The Popular Association of Savings and Loans (APAP) achieved an extraordinary growth of 21.5% in its assets at the end of 2021, for a total of RD$118,781 million.
It did so in a context of rapid economic recovery after overcoming the effects of the pandemic.
As part of the assets, the gross credit portfolio grew by 17.4%, closing at RD$61,300 million, with a delinquency level improved to 1.4% and a past due portfolio coverage of more than 31 days of 286.8%. APAP marked another milestone by closing the fiscal year January-December 2021 with a solvency ratio of 53.8%, more than 5 times the minimum of 10% established by the Monetary and Financial Law.
“The health of these results has been ratified by the risk rating agencies Fitch Ratings and Feller Rate, which have assigned APAP an AA- rating with a stable outlook,” said Gustavo Ariza, executive president of the financial institution.
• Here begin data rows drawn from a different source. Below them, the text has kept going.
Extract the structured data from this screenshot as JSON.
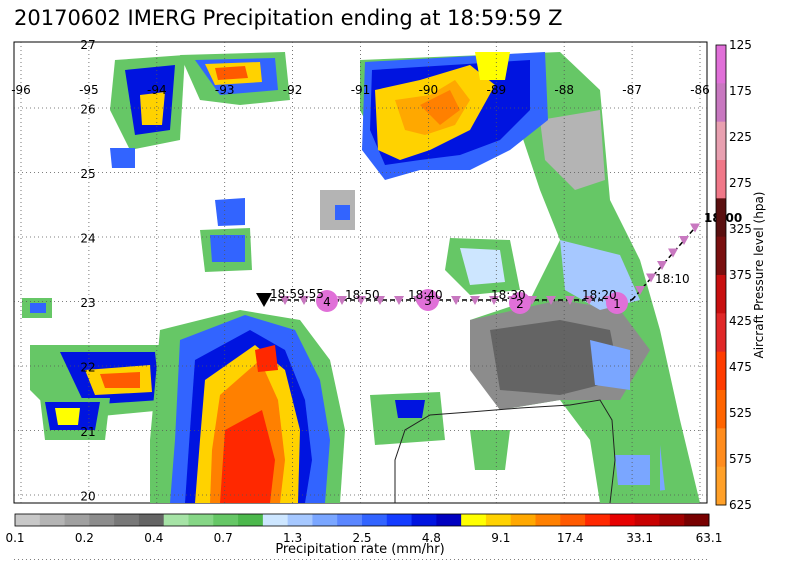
{
  "title": "20170602 IMERG Precipitation ending at 18:59:59 Z",
  "map": {
    "lon_ticks": [
      "-96",
      "-95",
      "-94",
      "-93",
      "-92",
      "-91",
      "-90",
      "-89",
      "-88",
      "-87",
      "-86"
    ],
    "lat_ticks": [
      "27",
      "26",
      "25",
      "24",
      "23",
      "22",
      "21",
      "20"
    ],
    "lon_range": [
      -96,
      -86
    ],
    "lat_range": [
      20,
      27
    ]
  },
  "flight_track": {
    "start_label": "18:00",
    "time_labels": [
      "18:10",
      "18:20",
      "18:30",
      "18:40",
      "18:50",
      "18:59:55"
    ],
    "waypoints": [
      "1",
      "2",
      "3",
      "4"
    ]
  },
  "precip_colorbar": {
    "label": "Precipitation rate (mm/hr)",
    "ticks": [
      "0.1",
      "0.2",
      "0.4",
      "0.7",
      "1.3",
      "2.5",
      "4.8",
      "9.1",
      "17.4",
      "33.1",
      "63.1"
    ],
    "colors": [
      "#c8c8c8",
      "#b4b4b4",
      "#a0a0a0",
      "#8c8c8c",
      "#787878",
      "#646464",
      "#a6e3a6",
      "#86d686",
      "#66c766",
      "#4cb84c",
      "#cde6ff",
      "#a6c8ff",
      "#7aa6ff",
      "#5a86ff",
      "#3264ff",
      "#143cff",
      "#0014e0",
      "#0000c0",
      "#ffff00",
      "#ffd200",
      "#ffa800",
      "#ff8000",
      "#ff5a00",
      "#ff2800",
      "#e60000",
      "#c80000",
      "#a00000",
      "#780000"
    ]
  },
  "pressure_colorbar": {
    "label": "Aircraft Pressure level (hpa)",
    "ticks": [
      "125",
      "175",
      "225",
      "275",
      "325",
      "375",
      "425",
      "475",
      "525",
      "575",
      "625"
    ],
    "colors": [
      "#e070d8",
      "#c878c0",
      "#e8a0b0",
      "#f07888",
      "#5a1010",
      "#7a1010",
      "#c81010",
      "#e02828",
      "#ff3c00",
      "#ff6400",
      "#ff8c1e",
      "#ffa028"
    ]
  }
}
The entity experienced strong commercial credit growth of 44.5%, as well as 25.0% in consumer loans and 17.6% in mortgage loans, positively impacting different areas of the Dominican economy.
Mortgage loans represented 55.9% of the portfolio, with which APAP ratifies its original vocation to promote housing, while consumer loans amounted to 27.7% and commercial loans were 16.4%.
Ariza indicated that APAP loans to SMEs, which make up the largest proportion of the country’s business fabric, grew by 15.3% and represented important support for their financial formalization and inclusion process.
“Two confidence factors, deposits and the issuance of subordinated debt, added up to RD$92,506 million, for a growth of 17.1% driven by an increase of 36.3% in financial certificates,” Ariza stressed.